The goal is not to teach teens to fear or avoid certain foods in order to achieve societal perfection or the perception of “health,” but rather to have a positive relationship with all types of foods, move their bodies joyfully and feel confident in the bodies they are genetically meant to live in.
Building and supporting health literacy skills
The increase in social media use by teens has highlighted how necessary it is for them to learn to critically assess the information they receive on these platforms.
Teens are bombarded with ads and information from influencers, celebrities, and athletes, as well as filtered and edited images from these individuals and their peers. Many youth do not recognize that such photos are edited and that endorsements are often paid advertisements that lack credentialing and scientific research to support them. Teens would benefit from school-based curricula focused on health and social media literacy that teaches skills for critically evaluating and navigating this information.
Creating a culturally humble and inclusive environment
School health curriculum has the potential to reach individuals who otherwise may face significant barriers to accessing the same information. Simultaneously, it can also alienate and demoralize students whose experiences are not considered nor represented. School educators are encouraged to incorporate a culturally humble approach to health-based curriculum, one that encourages and recognizes the unique perspectives and experiences of their students.
Humble and inclusive nutrition lessons would teach students to respect cultural diversity in food choices and recognize the privilege associated with food accessibility. MyPlate or similar nutritional guidelines for eating often do not take into consideration the significant financial or geographical barriers that families face in accessing the recommended foods. Similarly, many health and gym classes encourage an approach to “healthy” eating and activity that are Western-centric and are not racially or ethnically individualized or inclusive.
Importantly, schools would benefit from learning from the experiences of their students and incorporating a multiculturally sensitive and flexible approach to health-based recommendations and curricula.
School health education has the power to provide teens, and all students, with opportunities to grow into healthy adults, but we need to acknowledge that it also has the power to do significant harm if we fail to update our approach.

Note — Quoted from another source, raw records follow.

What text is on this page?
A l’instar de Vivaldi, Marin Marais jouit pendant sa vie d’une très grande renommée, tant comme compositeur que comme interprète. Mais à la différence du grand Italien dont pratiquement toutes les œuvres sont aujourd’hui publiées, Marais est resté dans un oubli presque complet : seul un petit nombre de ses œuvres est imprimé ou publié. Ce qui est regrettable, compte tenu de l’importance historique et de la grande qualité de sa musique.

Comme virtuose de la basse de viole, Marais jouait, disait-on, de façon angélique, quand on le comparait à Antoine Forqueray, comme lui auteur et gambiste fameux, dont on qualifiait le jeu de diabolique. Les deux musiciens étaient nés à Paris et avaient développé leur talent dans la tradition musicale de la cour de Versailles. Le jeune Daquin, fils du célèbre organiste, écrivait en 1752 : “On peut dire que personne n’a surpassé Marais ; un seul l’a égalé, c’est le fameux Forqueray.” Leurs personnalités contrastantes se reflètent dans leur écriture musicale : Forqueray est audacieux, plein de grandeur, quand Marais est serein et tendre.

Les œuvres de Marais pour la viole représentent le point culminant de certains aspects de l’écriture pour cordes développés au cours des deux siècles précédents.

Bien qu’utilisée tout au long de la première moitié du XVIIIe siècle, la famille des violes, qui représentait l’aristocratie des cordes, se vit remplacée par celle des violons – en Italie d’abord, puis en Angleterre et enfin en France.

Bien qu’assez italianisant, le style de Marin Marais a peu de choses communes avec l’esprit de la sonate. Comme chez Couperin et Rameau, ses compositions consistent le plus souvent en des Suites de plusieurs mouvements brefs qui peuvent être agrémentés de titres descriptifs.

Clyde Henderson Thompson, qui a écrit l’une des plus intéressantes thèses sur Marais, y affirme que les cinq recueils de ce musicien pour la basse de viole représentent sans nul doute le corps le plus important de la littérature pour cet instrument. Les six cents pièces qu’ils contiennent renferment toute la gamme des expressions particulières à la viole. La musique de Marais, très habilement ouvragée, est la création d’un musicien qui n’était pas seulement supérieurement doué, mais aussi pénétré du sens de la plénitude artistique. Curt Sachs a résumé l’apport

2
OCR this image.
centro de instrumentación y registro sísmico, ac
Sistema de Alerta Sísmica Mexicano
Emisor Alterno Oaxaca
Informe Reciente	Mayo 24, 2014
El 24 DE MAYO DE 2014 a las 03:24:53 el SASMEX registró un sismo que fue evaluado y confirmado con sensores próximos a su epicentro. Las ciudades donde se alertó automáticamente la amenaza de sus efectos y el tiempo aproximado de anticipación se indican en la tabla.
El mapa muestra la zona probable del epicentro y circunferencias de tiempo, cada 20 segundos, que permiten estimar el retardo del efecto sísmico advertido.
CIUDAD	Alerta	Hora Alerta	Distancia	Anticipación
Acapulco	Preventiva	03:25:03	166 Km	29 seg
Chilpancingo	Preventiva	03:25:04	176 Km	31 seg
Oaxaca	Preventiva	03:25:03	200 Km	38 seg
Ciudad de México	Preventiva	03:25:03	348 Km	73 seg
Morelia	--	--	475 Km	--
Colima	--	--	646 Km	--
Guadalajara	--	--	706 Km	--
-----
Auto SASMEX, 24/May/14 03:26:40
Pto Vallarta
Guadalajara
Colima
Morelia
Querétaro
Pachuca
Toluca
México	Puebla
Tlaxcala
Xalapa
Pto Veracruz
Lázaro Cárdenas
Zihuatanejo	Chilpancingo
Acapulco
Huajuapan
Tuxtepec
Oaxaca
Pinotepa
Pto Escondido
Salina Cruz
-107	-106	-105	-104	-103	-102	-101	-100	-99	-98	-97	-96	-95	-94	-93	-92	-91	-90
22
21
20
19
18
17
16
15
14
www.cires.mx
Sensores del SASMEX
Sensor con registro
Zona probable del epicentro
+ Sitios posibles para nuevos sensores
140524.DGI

We know that educators and caregivers need better tools to support youth, and that discrepancies in funding for health-behavior programs perpetuate inequitable access to comprehensive health education and widens gaps in health literacy. Federal legislation such as the proposed Anna Westin Legacy Act, which would support the training of health care providers, educators and caregivers on how to identify individuals with eating disorders, is a promising step, as is the U.S. Surgeon General’s advisory on protecting youth mental health.
Kerri Heckert, MS, RD, LDN, is a clinical dietitian with the Clinical Nutrition Program. She supports the Eating Disorder Assessment and Treatment Program at CHOP.
Eleanor Benner, PsyD, MA, is a psychologist with the Department of Child and Adolescent Psychiatry and Behavioral Sciences and the Eating Disorder Assessment and Treatment Program at CHOP.